Desorientarse no es lo peor, claro, lo es asustarse porque hay un chico en la cama de al lado roncando y estás llorando. La necesidad de llorar es demasiado fuerte, así que solo queda moverse sin despertar al chico que está al lado y entonces una esquina de un cuaderno basta para que, al menos por un momento, las lágrimas paren. Todas las letras se juntan al intentar leerlo, pero por suerte hay unas gafas en la mesilla que hacen que el mundo se vuelva un poco más claro.

Lo primero que hay en el cuaderno es una nota "Coge la varita que estaba sobre la mesa, primero hechiza al chico que está a tu lado, luego enciende una luz" y ella sabe lo que tiene que hacer, sin haber leído nada más, así que lo hace. Primero le hechiza, luego enciende una luz con su varita y entonces empieza a leer.

Descubre que se llama Atria, que el chico se llama George y es su mejor amigo, que tiene un hermano llamado Harry que ahora está en un lugar llamado Hogwarts y que vive con los padres de George y el propio George.

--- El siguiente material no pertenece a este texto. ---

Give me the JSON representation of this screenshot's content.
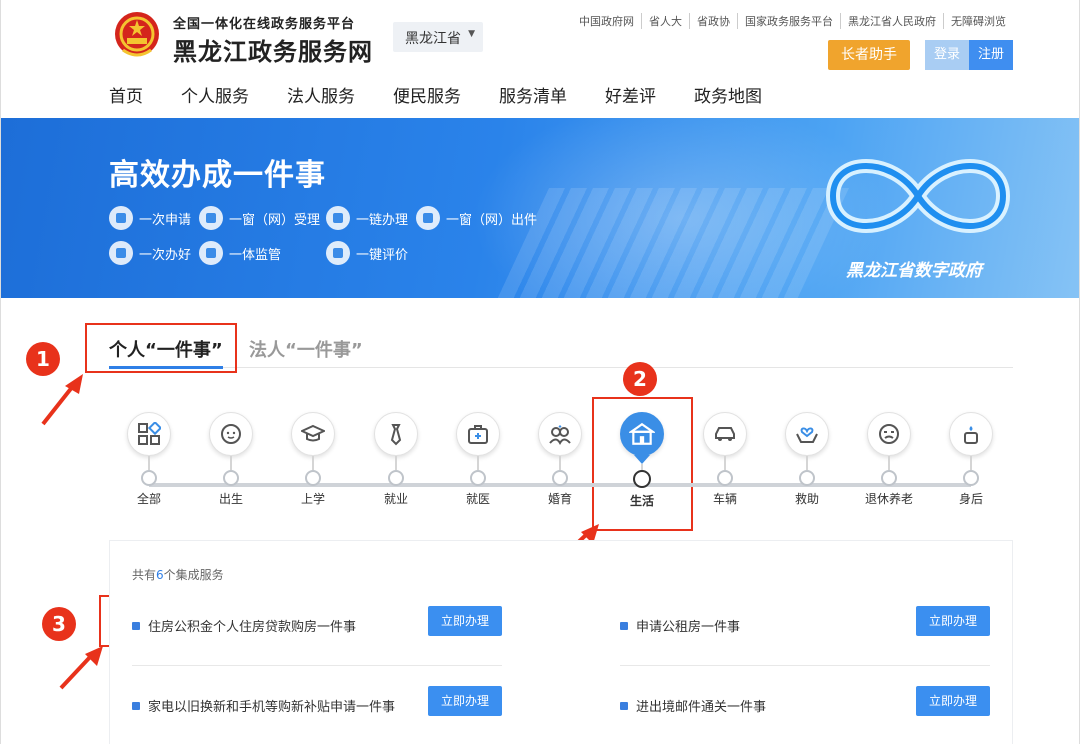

Con que sepa eso su cuaderno le dice que apague la luz y le quite el hechizo a George y que empiece el nuevo día que tiene por delante porque tiene que encontrar la forma de volver a recordar. Así que lo hace, día tras día.

A veces despierta en La Madriguera y otras veces en la enfermería en Hogwarts y esos días suelen ser buenos a pesar de los dolores de cabeza que tiene constantemente. No se ha molestado en decirlo, supone que tiene que ver con que ha sido lo suficientemente gilipollas como para olvidar toda su vida y la forma de crear recuerdos, así que se merece esos dolores de cabeza. Solo habla de ellos si más de un hechizo sale mal en el mismo día, lo cual suele pasar más veces de las que a ella le gustaría.

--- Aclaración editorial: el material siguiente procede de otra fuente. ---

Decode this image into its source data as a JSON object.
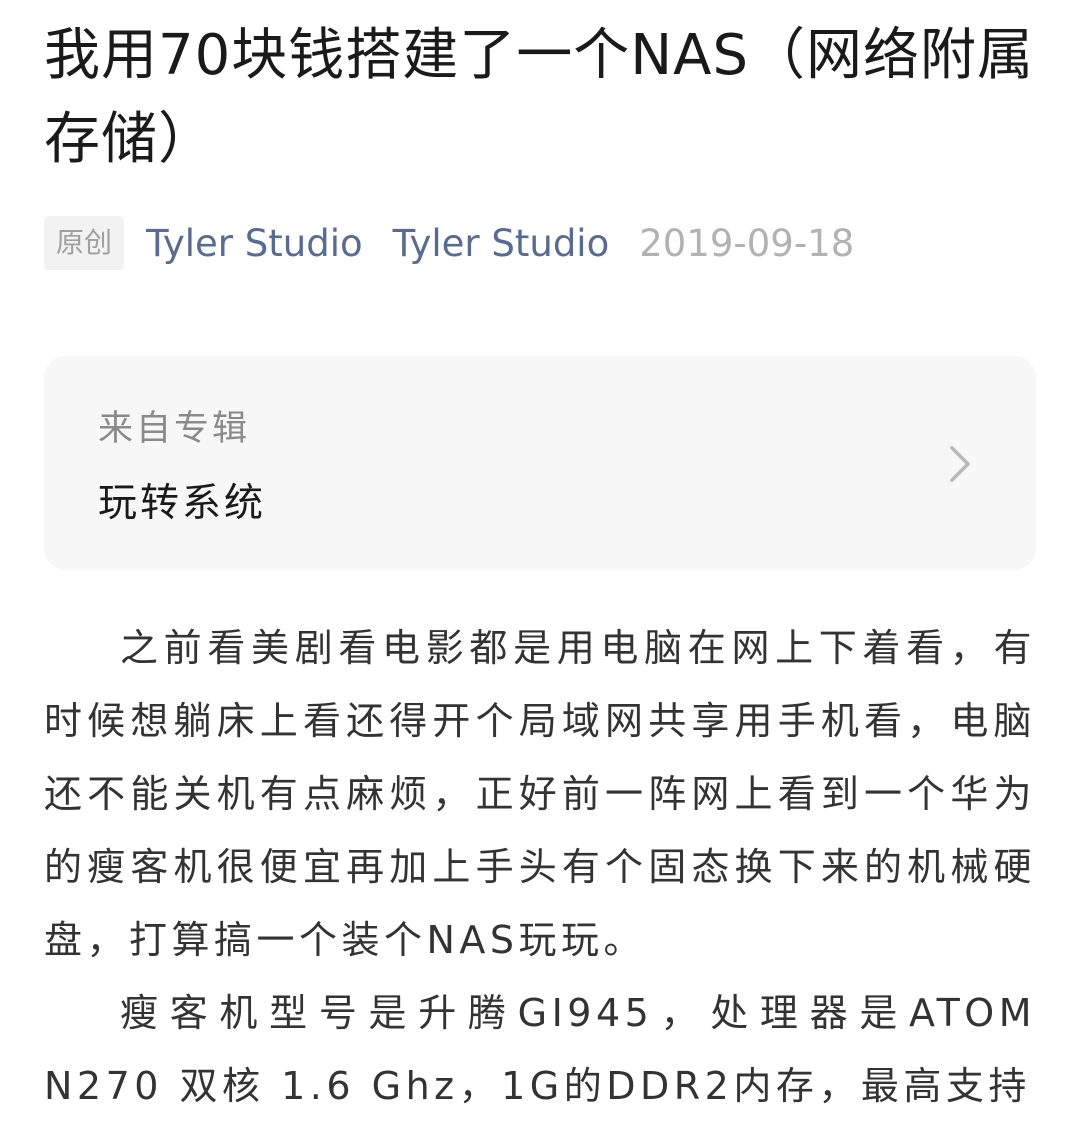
{
  "article": {
    "title": "我用70块钱搭建了一个NAS（网络附属存储）",
    "original_badge": "原创",
    "author": "Tyler Studio",
    "account_name": "Tyler Studio",
    "publish_date": "2019-09-18",
    "paragraphs": [
      "之前看美剧看电影都是用电脑在网上下着看，有时候想躺床上看还得开个局域网共享用手机看，电脑还不能关机有点麻烦，正好前一阵网上看到一个华为的瘦客机很便宜再加上手头有个固态换下来的机械硬盘，打算搞一个装个NAS玩玩。",
      "瘦客机型号是升腾GI945，处理器是ATOM N270 双核 1.6 Ghz，1G的DDR2内存，最高支持"
    ]
  },
  "album": {
    "from_label": "来自专辑",
    "name": "玩转系统",
    "icon": "chevron-right-icon"
  },
  "colors": {
    "link": "#576b95",
    "meta_gray": "#b2b2b2",
    "card_bg": "#f7f7f7",
    "text": "#333333"
  }
}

—Estoy cansada, madame Pomfrey —le dice una tarde de octubre a la enfermera.

George no está por ningún lado y la enfermera suspira.

—Sabía que teníamos que haber parado antes, túmbate e intenta dormir, se te habrá pasado todo cuando despiertes —dice ella, y la empuja a una de las camillas, pero Atria no deja que la tumbe, se queda sentada.

—No, estoy cansada de no recordar nada. Todos los días tengo que leer las mismas páginas, no sé hacer hechizos y no dejo de soñar.

—¿Con qué sueñas? —se nota la curiosidad en la voz de la enfermera y Atria se encoge de hombros.

—Con un chico —responde ella y mira por la ventana—. Siempre es él, estoy segura de ello.

—¿Y cómo es?

La enfermera se sienta a su lado en la camilla y Atria no puede evitar sonreír. Le gusta madame Pomfrey, sabe que mañana no la va a recodar, pero sabe que, igual que hoy, también la tendrá aprecio y le gustará.

—No lo sé, pero me despierto llorando y con el corazón acelerado, así que supongo que es alguien que conocía, ¿no? Que me importaba mucho —dice ella y la enfermera suspira.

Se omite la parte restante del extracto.